I congratulate all of you accepted into the CCC program, this time last year, I was sitting where you are now. I'm finishing my second semester at Three Rivers and I'm very happy with the program to this point. My advice would be to get ALL of the medical issues taken care of now. You will need a physical, a PPD test, the Hep B vaccines and then a titer test, get your CPR certification DONE. And, keep track of dates yourself (if your CPR expires you can't go to clinical without it), don't make anyone else track you down.
You'll get information about uniforms at your orientation which will likely be in May. You will need all white shoes, no clogs or open backs- not even the Dansko
ones. You may get very little notice on some things (I think I found out about mandatory orientation 5 days prior)- learn to be flexible.
Not to sound preachy, but you're all adults. Just take responsibility for yourself and your learning. You'll get the readings for the first semester at orientation. If you're someone that learns well by reading- do the reading. If you're someone that learns from lectures, know that sometimes things are taken directly from reading materials that are not covered in class. If you don't know how you best learn, find the tutoring center at your campus and try to figure that out before you start the semester. You're going to hit the ground running and you need to be prepared for a decent volume of work. There are times where the schedule is unpredictable and yes, you may feel like they don't understand that people have a life outside of school. If you have kids- find child care, back-up child care and a back-up for your back-up. You're not going to experience anything happening to "just you". The teachers aren't piling on extra readings just for your, they're not writing purposely tricky test questions just for you, everyone is going through it, so don't whine about it and don't make excuses.

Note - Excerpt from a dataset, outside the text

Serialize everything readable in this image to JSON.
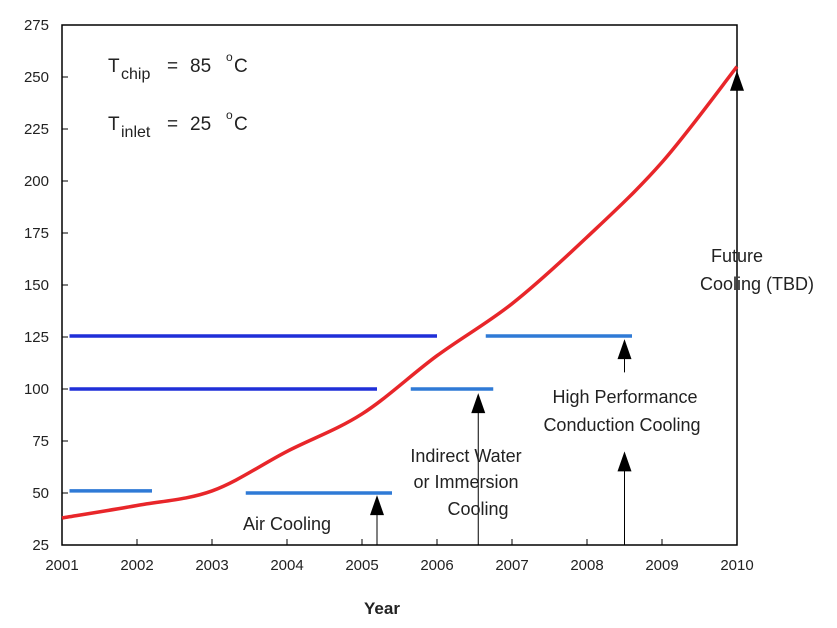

I've talked about myself before, but just to tell you, I'm a career-changing returning student (at age 37 I'm not the oldest in class, but sometimes I feel quite old). I work full time and I have three children. I'm getting through and it hasn't taken over my life. Am I flying through with all As? Nope. But I'm getting out what I put in, and for me it has to fit into the rest of my life. I've had good teachers, excellent clinical experiences and I think that the education is of similar quality to past degrees I have earned.
I am happy to try to help, and I'm long-winded, as you can see. You're headed for an experience that's got some challenges. The tests are unlike anything I've experienced before and there's bound to be some frustration at times. Remember, it's do-able, because others have graduated before us, and the teachers really do want to prepare you for nursing. It's not their job to hold your hand, it's their job to give you direction. Follow-through is up to you.